プロダクト・プレイスメント界の王様(もっとも大きな広告費が動く)といえば、『007』&アストンマーティンの時代からクルマと決まっている。北朝鮮が主な舞台となる『愛の不時着』の序盤、ジョンヒョクが(政府高官から借りた)最新のジャガーXJを爆走させるシーンでは、その強引な車種セレクトに思わず笑ってしまった。気になって調べてみたところ、金正恩委員長の愛車はメルセデスベンツ・マイバッハS660プルマンガード(もちろん防弾の特別仕様。自分で運転することもあるらしい)やロールスロイス・ファントムで、労働党の幹部のみにメルセデスベンツ(もちろん金正恩よりもグレードの低い車種)が与えられるという。北朝鮮にもロールスロイスが存在するということはイギリス車がNGというわけではなさそうだが、いずれにせよリアルワールドの北朝鮮でジャガーの最新車種が走っている姿は想像しにくい。
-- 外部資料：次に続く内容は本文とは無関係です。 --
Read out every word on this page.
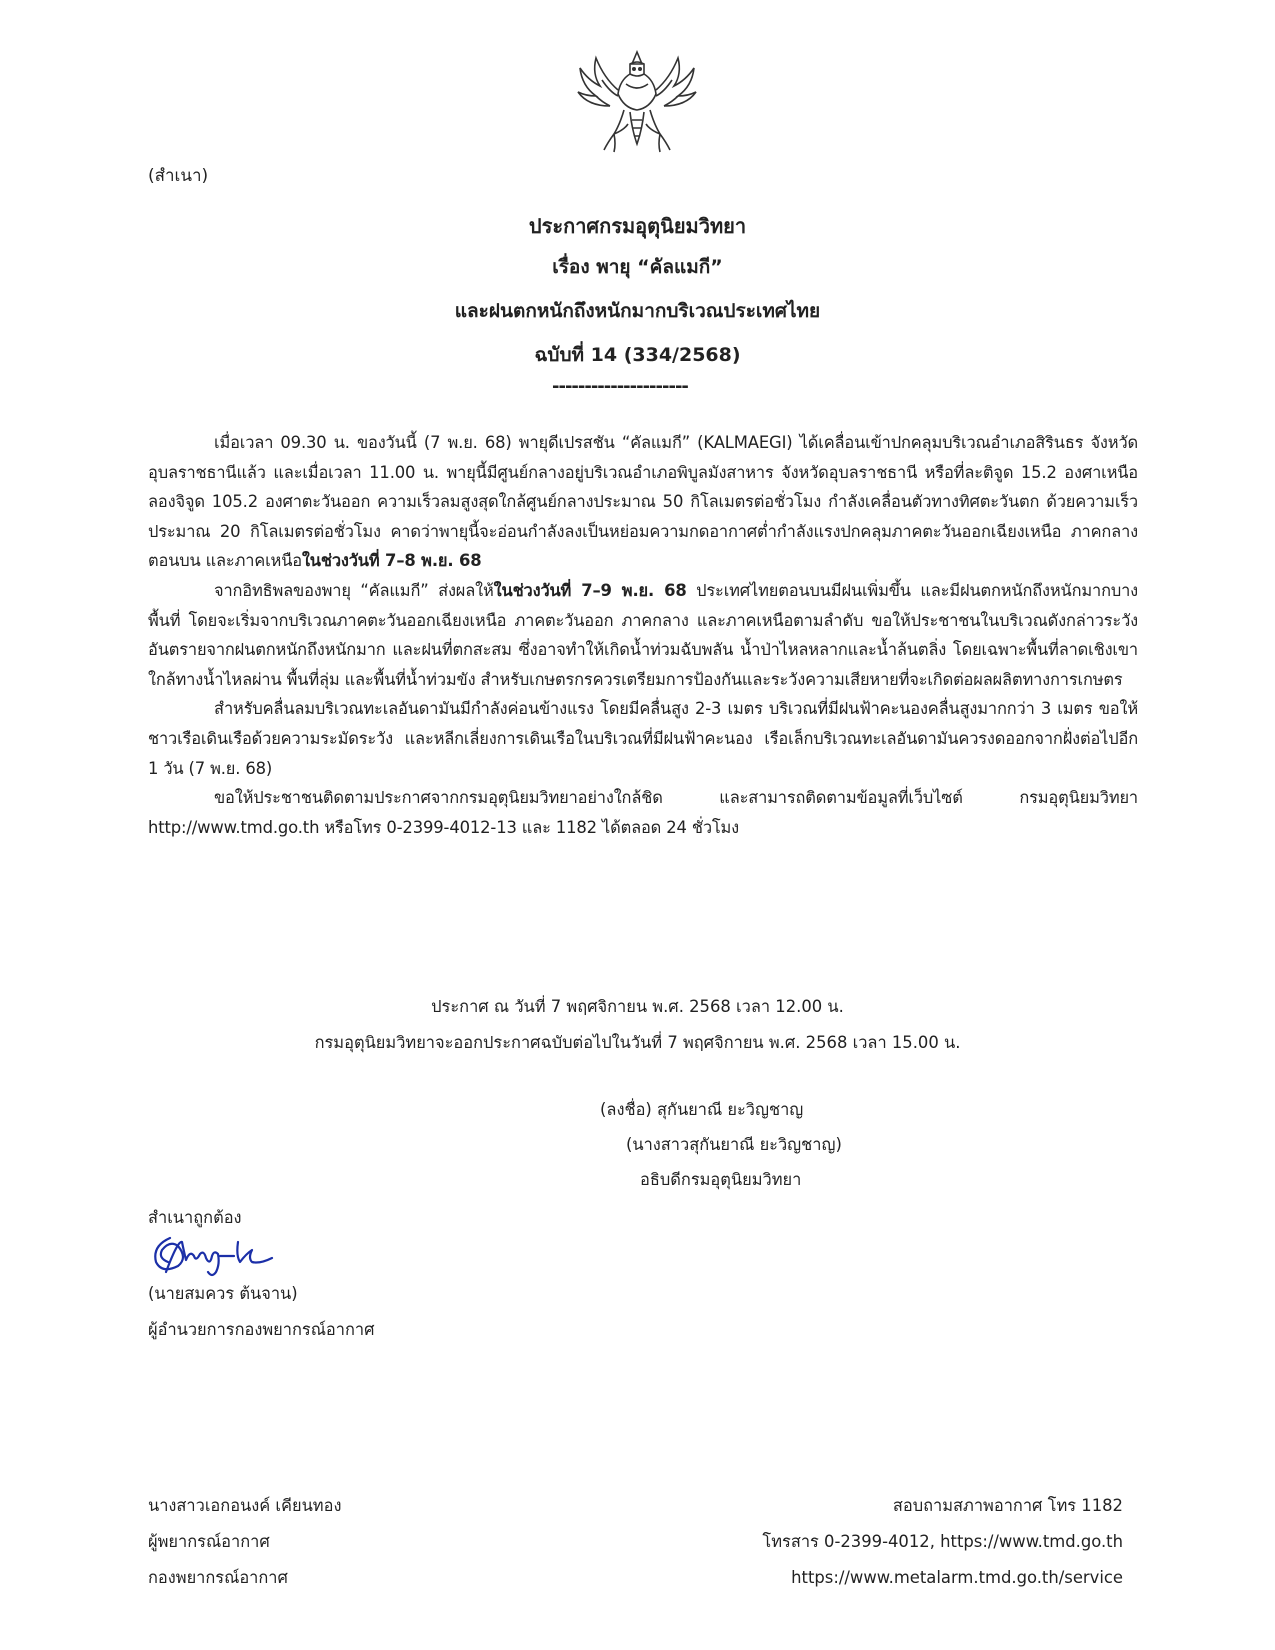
(สำเนา)
ประกาศกรมอุตุนิยมวิทยา
เรื่อง พายุ “คัลแมกี”
และฝนตกหนักถึงหนักมากบริเวณประเทศไทย
ฉบับที่ 14 (334/2568)
---------------------

เมื่อเวลา 09.30 น. ของวันนี้ (7 พ.ย. 68) พายุดีเปรสชัน “คัลแมกี” (KALMAEGI) ได้เคลื่อนเข้าปกคลุมบริเวณอำเภอสิรินธร จังหวัดอุบลราชธานีแล้ว และเมื่อเวลา 11.00 น. พายุนี้มีศูนย์กลางอยู่บริเวณอำเภอพิบูลมังสาหาร จังหวัดอุบลราชธานี หรือที่ละติจูด 15.2 องศาเหนือ ลองจิจูด 105.2 องศาตะวันออก ความเร็วลมสูงสุดใกล้ศูนย์กลางประมาณ 50 กิโลเมตรต่อชั่วโมง กำลังเคลื่อนตัวทางทิศตะวันตก ด้วยความเร็วประมาณ 20 กิโลเมตรต่อชั่วโมง คาดว่าพายุนี้จะอ่อนกำลังลงเป็นหย่อมความกดอากาศต่ำกำลังแรงปกคลุมภาคตะวันออกเฉียงเหนือ ภาคกลางตอนบน และภาคเหนือในช่วงวันที่ 7–8 พ.ย. 68

จากอิทธิพลของพายุ “คัลแมกี” ส่งผลให้ในช่วงวันที่ 7–9 พ.ย. 68 ประเทศไทยตอนบนมีฝนเพิ่มขึ้น และมีฝนตกหนักถึงหนักมากบางพื้นที่ โดยจะเริ่มจากบริเวณภาคตะวันออกเฉียงเหนือ ภาคตะวันออก ภาคกลาง และภาคเหนือตามลำดับ ขอให้ประชาชนในบริเวณดังกล่าวระวังอันตรายจากฝนตกหนักถึงหนักมาก และฝนที่ตกสะสม ซึ่งอาจทำให้เกิดน้ำท่วมฉับพลัน น้ำป่าไหลหลากและน้ำล้นตลิ่ง โดยเฉพาะพื้นที่ลาดเชิงเขาใกล้ทางน้ำไหลผ่าน พื้นที่ลุ่ม และพื้นที่น้ำท่วมขัง สำหรับเกษตรกรควรเตรียมการป้องกันและระวังความเสียหายที่จะเกิดต่อผลผลิตทางการเกษตร

สำหรับคลื่นลมบริเวณทะเลอันดามันมีกำลังค่อนข้างแรง โดยมีคลื่นสูง 2-3 เมตร บริเวณที่มีฝนฟ้าคะนองคลื่นสูงมากกว่า 3 เมตร ขอให้ชาวเรือเดินเรือด้วยความระมัดระวัง และหลีกเลี่ยงการเดินเรือในบริเวณที่มีฝนฟ้าคะนอง เรือเล็กบริเวณทะเลอันดามันควรงดออกจากฝั่งต่อไปอีก 1 วัน (7 พ.ย. 68)

ขอให้ประชาชนติดตามประกาศจากกรมอุตุนิยมวิทยาอย่างใกล้ชิด และสามารถติดตามข้อมูลที่เว็บไซต์ กรมอุตุนิยมวิทยา http://www.tmd.go.th หรือโทร 0-2399-4012-13 และ 1182 ได้ตลอด 24 ชั่วโมง

ประกาศ ณ วันที่ 7 พฤศจิกายน พ.ศ. 2568 เวลา 12.00 น.
กรมอุตุนิยมวิทยาจะออกประกาศฉบับต่อไปในวันที่ 7 พฤศจิกายน พ.ศ. 2568 เวลา 15.00 น.
(ลงชื่อ) สุกันยาณี ยะวิญชาญ
(นางสาวสุกันยาณี ยะวิญชาญ)
อธิบดีกรมอุตุนิยมวิทยา
สำเนาถูกต้อง
(นายสมควร ต้นจาน)
ผู้อำนวยการกองพยากรณ์อากาศ
นางสาวเอกอนงค์ เคียนทอง
ผู้พยากรณ์อากาศ
กองพยากรณ์อากาศ
สอบถามสภาพอากาศ โทร 1182
โทรสาร 0-2399-4012, https://www.tmd.go.th
https://www.metalarm.tmd.go.th/service
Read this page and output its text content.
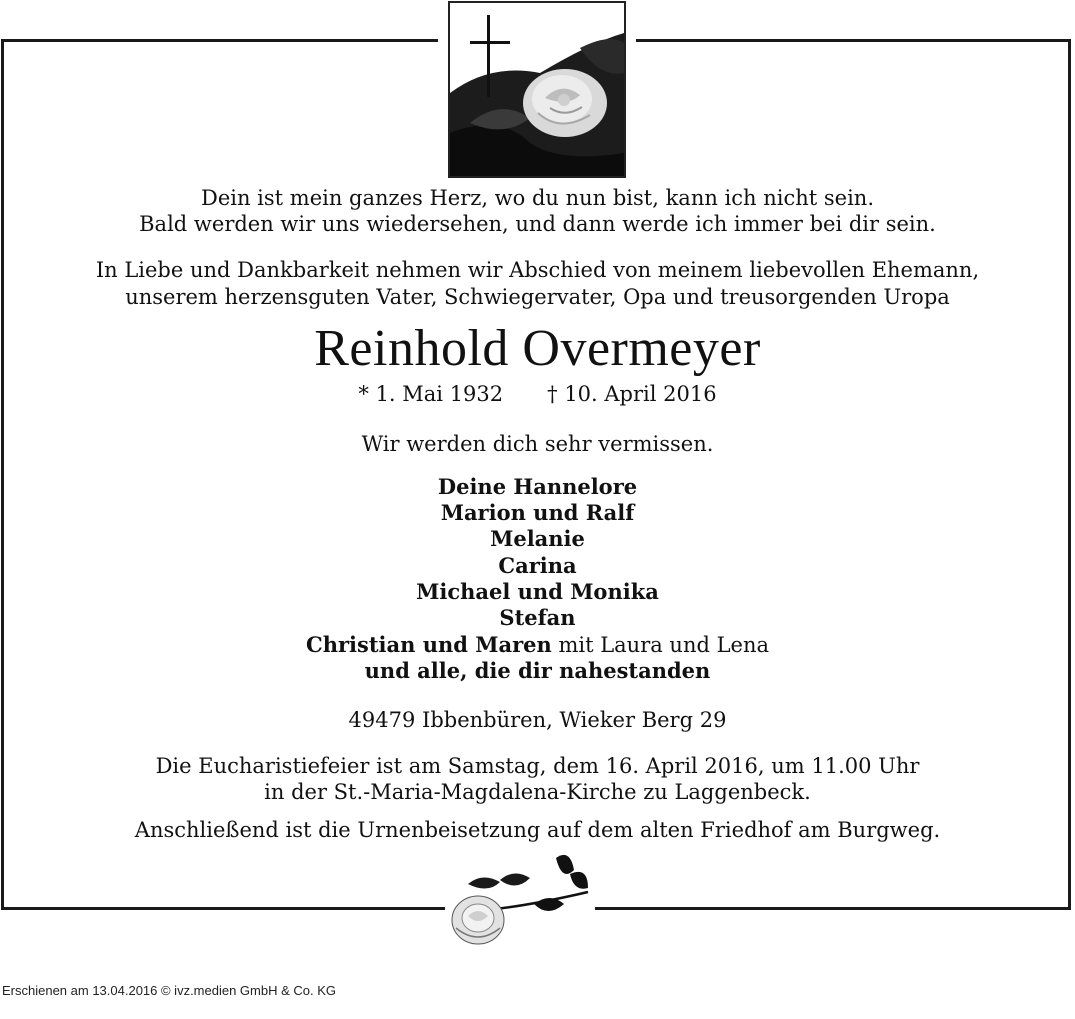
Dein ist mein ganzes Herz, wo du nun bist, kann ich nicht sein.
Bald werden wir uns wiedersehen, und dann werde ich immer bei dir sein.
In Liebe und Dankbarkeit nehmen wir Abschied von meinem liebevollen Ehemann,
unserem herzensguten Vater, Schwiegervater, Opa und treusorgenden Uropa
Reinhold Overmeyer
* 1. Mai 1932 † 10. April 2016
Wir werden dich sehr vermissen.
Deine Hannelore
Marion und Ralf
Melanie
Carina
Michael und Monika
Stefan
Christian und Maren mit Laura und Lena
und alle, die dir nahestanden
49479 Ibbenbüren, Wieker Berg 29
Die Eucharistiefeier ist am Samstag, dem 16. April 2016, um 11.00 Uhr
in der St.-Maria-Magdalena-Kirche zu Laggenbeck.
Anschließend ist die Urnenbeisetzung auf dem alten Friedhof am Burgweg.
Erschienen am 13.04.2016 © ivz.medien GmbH & Co. KG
セリの愛車として何度も重要な場面に登場するのは、最新型の真っ赤なレンジローバー・イヴォーク。2代目となる現行のレンジローバー・イヴォークが発表されたのは2018年11月。ヨーロッパの市場に出回り始めたのは2019年に入ってから。『愛の不時着』の韓国での初回放送が2019年12月14日であることを考えると、韓国の街中を走る前から撮影のために提供されていたことになるわけで、作品にとってはフレッシュな新車種で画面が華やぎ、スポンサーにとっては直接の販促につながるという、まさにただの「車両提供」ではないプロダクト・プレイスメントの強みが生かされている。

クルマ好きなら知っての通り、ジャガーとランドローバー(レンジローバーはランドローバー社の上級車種の名称)は経営不振のため2008年に共にインドのタタ・モーターズに買収されて、現在はジャガー・ランドローバーという同一のメーカーに。インド資本となってからは新車の開発においてもプロモーション展開においても「攻め」に転じている。『愛の不時着』におけるプロダクト・プレイスメントでは、上記の2車種のほか、ジャガーF-TYPE、ジャガーXF、ジャガーI-PACE、レンジローバー・ヴェラール、レンジローバー・スポーツと、主要キャラクターが乗るすべてのクルマがジャガー・ランドローバーのクルマという徹底ぶり。駐車場のシーンで他社のクルマのエンブレムをすべて隠しているのは、少々やりすぎな気もするが……。

ショパールのアルパイン・イーグル

セリがジョンヒョクへのクリスマス・プレゼントのために購入して、一度は紛失してしまうものの、エピソード12で無事ジョンヒョクの腕に巻かれることとなるショパールのアルパイン・イーグル。文字盤の色はグレー。韓国で同エピソードが初放送されると、ヒョンビン(ジョンヒョクを演じた俳優)時計として大きな話題に。確かにめちゃくちゃ似合っていた。ちなみに日本での定価は税込みで1,617,000円と、なかなか気軽に手を出せる商品ではないが、時計好きの間ではラグスポ(ラグジュアリー・スポーツの略語)系の時計を代表するモデルとして大人気の一品だ。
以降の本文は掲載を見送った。